Un juzgado de San Juan aprobó un convenio por el cual los imputados pagarán más de 524 millones de pesos a los afectados. El cumplimiento del plan de pagos podría derivar en el sobreseimiento de la causa.
La causa por la millonaria estafa de la firma Branka Motors tuvo un giro clave en San Juan. La jueza de Garantías, Ana Carolina Parra, avaló un acuerdo mediante el cual los imputados deberán pagar 524 millones de pesos a 358 damnificados, en concepto de reparación integral.
El convenio fue presentado por los acusados, los hermanos Jonatan y Alexis Marcó junto a su socio Facundo Agustín Banega Suvire, y contempla que cada víctima reciba aproximadamente 1.400.000 pesos en cinco cuotas iguales. Fuentes judiciales indicaron que, si cumplen con el acuerdo, los imputados serán sobreseídos en la causa. El expediente está a cargo de la UFI Delitos Informáticos y Estafas, bajo la órbita del fiscal Guillermo Heredia.
El primer pago se realizará en un plazo de 15 días, marcando el inicio de un proceso que será clave para definir el futuro judicial de los acusados. La reparación económica aparece como una vía para cerrar un caso que generó fuerte impacto social en la provincia.

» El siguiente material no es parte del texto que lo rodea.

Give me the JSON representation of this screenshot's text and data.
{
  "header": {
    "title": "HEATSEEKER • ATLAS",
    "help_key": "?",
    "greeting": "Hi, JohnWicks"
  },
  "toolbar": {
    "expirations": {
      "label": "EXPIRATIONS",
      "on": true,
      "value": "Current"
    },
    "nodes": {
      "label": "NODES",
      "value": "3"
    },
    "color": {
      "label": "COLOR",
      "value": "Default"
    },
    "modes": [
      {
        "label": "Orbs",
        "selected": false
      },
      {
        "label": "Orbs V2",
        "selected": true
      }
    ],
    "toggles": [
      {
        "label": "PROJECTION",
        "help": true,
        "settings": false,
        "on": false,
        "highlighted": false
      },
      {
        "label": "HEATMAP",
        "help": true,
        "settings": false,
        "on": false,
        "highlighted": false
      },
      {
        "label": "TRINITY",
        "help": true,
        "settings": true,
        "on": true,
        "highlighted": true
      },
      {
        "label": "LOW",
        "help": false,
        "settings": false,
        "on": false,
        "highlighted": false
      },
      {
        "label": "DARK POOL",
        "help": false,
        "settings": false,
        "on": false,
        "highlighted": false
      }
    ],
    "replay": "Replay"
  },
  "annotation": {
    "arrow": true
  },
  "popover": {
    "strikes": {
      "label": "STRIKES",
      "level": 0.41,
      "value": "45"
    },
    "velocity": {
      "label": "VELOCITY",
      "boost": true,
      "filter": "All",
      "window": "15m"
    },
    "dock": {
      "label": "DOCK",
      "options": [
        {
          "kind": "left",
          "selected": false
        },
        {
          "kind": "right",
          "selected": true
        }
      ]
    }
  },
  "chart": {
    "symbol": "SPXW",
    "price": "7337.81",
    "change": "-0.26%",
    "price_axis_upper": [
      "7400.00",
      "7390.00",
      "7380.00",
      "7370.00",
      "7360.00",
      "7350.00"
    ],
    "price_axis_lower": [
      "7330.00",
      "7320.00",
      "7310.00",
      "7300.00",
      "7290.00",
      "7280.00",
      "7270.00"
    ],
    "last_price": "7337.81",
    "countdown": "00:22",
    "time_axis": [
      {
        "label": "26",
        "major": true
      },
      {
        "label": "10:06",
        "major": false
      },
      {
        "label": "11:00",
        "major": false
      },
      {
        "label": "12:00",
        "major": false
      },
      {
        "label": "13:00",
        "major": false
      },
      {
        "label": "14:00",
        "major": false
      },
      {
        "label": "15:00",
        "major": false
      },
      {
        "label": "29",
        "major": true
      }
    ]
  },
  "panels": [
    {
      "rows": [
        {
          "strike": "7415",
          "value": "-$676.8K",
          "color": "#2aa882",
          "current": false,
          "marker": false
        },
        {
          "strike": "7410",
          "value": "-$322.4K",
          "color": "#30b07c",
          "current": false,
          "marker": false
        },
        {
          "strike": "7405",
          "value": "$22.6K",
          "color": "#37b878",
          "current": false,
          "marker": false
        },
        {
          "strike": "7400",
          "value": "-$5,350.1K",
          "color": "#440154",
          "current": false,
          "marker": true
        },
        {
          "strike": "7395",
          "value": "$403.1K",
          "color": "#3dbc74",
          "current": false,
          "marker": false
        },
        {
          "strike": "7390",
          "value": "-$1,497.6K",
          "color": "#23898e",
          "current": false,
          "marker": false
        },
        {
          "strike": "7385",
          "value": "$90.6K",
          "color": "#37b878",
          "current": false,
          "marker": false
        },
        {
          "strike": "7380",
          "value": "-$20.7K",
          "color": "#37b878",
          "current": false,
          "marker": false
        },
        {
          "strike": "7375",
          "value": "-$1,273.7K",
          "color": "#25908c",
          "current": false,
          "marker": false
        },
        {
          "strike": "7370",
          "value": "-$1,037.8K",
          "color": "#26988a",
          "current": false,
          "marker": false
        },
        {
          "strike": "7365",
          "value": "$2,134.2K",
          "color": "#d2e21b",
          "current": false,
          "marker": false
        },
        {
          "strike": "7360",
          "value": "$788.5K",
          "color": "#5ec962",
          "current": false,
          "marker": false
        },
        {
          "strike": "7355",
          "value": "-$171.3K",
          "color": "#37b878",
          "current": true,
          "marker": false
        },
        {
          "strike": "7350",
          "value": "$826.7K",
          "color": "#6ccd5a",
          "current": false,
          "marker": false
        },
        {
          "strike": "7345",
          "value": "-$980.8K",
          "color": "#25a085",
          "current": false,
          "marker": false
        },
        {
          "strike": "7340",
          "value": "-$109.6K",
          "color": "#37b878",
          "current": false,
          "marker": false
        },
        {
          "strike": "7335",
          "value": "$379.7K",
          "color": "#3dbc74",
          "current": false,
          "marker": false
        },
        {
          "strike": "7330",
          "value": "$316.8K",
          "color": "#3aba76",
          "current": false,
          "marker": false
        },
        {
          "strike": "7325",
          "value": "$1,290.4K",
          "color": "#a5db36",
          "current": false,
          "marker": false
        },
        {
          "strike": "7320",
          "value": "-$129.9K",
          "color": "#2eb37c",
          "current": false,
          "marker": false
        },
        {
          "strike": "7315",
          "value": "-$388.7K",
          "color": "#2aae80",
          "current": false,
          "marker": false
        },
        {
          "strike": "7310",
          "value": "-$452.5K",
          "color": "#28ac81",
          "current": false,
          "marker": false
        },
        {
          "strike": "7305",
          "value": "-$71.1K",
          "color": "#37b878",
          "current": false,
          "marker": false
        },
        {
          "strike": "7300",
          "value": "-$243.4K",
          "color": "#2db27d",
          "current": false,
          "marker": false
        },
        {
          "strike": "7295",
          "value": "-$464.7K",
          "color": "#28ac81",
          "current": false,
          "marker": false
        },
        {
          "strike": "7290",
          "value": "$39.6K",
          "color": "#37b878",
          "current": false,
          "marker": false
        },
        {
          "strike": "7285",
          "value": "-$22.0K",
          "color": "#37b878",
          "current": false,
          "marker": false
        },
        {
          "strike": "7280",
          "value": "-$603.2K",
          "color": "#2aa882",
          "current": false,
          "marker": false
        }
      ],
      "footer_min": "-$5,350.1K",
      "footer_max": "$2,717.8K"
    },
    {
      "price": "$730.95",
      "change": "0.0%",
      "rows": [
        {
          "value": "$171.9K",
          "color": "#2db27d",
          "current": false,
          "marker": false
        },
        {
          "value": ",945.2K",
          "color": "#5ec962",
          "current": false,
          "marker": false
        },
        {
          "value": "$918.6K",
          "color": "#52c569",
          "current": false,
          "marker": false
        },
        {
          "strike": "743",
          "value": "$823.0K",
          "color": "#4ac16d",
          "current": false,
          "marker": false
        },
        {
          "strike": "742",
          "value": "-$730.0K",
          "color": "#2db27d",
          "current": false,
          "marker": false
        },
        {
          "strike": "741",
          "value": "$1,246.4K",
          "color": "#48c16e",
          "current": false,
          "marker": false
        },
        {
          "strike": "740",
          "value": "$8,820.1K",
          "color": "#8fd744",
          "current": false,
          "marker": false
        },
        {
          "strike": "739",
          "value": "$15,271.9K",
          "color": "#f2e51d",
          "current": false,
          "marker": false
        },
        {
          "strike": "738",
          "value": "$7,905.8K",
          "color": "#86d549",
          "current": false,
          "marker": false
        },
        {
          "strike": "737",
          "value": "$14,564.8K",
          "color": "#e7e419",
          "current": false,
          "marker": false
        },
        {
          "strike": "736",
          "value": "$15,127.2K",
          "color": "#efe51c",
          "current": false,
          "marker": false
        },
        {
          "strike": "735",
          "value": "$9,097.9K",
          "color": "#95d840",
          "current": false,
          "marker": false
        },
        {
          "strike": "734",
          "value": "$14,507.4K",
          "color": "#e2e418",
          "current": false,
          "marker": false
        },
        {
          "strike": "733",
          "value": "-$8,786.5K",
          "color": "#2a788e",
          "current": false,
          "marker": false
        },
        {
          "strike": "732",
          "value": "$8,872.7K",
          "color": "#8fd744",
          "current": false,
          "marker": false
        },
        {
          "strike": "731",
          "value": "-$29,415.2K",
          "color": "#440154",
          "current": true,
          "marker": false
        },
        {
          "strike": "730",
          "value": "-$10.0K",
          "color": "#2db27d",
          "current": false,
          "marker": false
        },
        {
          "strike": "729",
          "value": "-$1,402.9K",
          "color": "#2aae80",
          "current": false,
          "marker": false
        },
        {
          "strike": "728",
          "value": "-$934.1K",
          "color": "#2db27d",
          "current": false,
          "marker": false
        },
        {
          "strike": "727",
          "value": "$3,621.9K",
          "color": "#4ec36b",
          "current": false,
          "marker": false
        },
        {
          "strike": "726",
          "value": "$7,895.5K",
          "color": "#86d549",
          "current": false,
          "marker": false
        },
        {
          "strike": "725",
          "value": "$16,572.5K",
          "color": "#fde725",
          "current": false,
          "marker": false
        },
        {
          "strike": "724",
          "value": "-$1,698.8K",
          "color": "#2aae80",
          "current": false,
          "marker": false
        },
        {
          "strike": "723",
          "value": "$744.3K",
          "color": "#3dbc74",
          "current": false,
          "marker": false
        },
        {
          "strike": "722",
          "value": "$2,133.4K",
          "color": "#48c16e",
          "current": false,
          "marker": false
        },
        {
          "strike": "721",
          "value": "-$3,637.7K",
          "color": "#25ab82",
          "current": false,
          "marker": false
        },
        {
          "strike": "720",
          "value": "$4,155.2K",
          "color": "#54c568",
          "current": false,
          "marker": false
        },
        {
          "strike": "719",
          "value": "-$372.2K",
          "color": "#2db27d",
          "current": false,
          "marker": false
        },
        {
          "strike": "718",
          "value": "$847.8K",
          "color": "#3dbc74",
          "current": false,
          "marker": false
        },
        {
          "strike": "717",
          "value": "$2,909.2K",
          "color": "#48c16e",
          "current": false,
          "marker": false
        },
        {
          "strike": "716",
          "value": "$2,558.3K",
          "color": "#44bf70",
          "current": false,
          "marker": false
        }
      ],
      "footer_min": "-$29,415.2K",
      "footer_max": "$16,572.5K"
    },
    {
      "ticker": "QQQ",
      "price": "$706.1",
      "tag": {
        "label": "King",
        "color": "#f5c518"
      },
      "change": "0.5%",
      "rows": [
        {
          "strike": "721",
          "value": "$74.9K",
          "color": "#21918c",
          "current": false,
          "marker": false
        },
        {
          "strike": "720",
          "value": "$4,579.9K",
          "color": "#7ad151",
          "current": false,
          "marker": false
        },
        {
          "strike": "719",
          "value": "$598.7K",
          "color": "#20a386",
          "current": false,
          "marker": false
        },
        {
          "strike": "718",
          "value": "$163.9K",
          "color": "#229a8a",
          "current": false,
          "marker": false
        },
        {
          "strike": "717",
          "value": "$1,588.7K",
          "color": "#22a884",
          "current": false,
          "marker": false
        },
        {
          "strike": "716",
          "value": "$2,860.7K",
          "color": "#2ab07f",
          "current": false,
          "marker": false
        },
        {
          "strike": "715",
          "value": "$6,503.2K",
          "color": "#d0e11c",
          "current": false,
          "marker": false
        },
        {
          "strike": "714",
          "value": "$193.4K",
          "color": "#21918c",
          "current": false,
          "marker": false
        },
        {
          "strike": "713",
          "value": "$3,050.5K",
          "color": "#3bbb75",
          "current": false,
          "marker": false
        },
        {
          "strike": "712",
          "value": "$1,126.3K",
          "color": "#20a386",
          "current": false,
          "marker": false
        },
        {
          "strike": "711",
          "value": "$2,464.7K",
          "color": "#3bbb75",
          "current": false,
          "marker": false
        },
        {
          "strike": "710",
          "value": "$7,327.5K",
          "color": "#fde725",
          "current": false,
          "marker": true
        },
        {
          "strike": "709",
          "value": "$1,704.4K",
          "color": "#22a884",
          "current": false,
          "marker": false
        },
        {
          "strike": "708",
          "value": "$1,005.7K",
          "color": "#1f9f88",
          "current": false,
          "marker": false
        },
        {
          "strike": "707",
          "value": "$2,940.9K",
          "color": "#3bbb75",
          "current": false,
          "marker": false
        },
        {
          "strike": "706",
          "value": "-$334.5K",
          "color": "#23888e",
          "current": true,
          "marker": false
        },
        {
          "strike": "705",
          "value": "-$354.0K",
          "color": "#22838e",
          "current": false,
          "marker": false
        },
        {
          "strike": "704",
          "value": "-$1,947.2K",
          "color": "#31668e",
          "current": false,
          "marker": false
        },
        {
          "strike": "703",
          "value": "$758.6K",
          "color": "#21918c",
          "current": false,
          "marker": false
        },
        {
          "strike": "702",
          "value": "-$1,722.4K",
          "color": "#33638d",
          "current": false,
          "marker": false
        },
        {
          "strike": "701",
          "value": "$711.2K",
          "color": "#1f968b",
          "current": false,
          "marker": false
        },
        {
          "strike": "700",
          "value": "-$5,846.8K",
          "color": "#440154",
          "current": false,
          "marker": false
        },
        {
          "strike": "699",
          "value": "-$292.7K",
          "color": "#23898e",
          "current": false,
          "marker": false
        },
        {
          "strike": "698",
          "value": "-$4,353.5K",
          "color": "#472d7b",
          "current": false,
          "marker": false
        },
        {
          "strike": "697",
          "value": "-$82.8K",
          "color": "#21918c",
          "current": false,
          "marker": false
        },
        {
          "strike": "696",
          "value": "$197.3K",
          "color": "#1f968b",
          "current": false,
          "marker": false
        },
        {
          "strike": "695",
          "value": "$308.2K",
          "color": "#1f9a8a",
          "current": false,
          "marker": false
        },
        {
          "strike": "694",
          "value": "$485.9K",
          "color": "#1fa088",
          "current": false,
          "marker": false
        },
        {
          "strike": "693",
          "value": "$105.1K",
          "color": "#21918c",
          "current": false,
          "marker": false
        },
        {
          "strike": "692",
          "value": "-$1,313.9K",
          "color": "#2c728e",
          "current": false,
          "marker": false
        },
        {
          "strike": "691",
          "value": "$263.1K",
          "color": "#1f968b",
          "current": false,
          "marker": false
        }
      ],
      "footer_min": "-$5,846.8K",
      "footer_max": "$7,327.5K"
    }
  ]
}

Sin embargo, no todos los afectados aceptaron la propuesta. Uno de los damnificados rechazó el acuerdo y continuará con su reclamo por la vía judicial, lo que deja abierta una arista dentro del expediente.
El caso tomó notoriedad pública en enero, cuando decenas de personas se manifestaron en el centro de San Juan denunciando haber sido estafadas por la concesionaria, que habría cobrado motocicletas que nunca fueron entregadas. Desde la investigación se reconstruyó que se trató de una maniobra que afectó a cientos de personas que habían invertido sus ahorros en la compra de un rodado.
En paralelo, intervino Defensa del Consumidor, que intentó una instancia de conciliación. Sin embargo, la empresa no se presentó a la audiencia y la negociación fracasó, lo que derivó en la aplicación de la multa máxima prevista por la normativa vigente.
Con el conflicto ya en la órbita penal, la audiencia reciente definió el rumbo del caso. La Justicia optó por priorizar la reparación a las víctimas por sobre la continuidad del proceso penal, una decisión que ahora queda sujeta al cumplimiento efectivo de los pagos.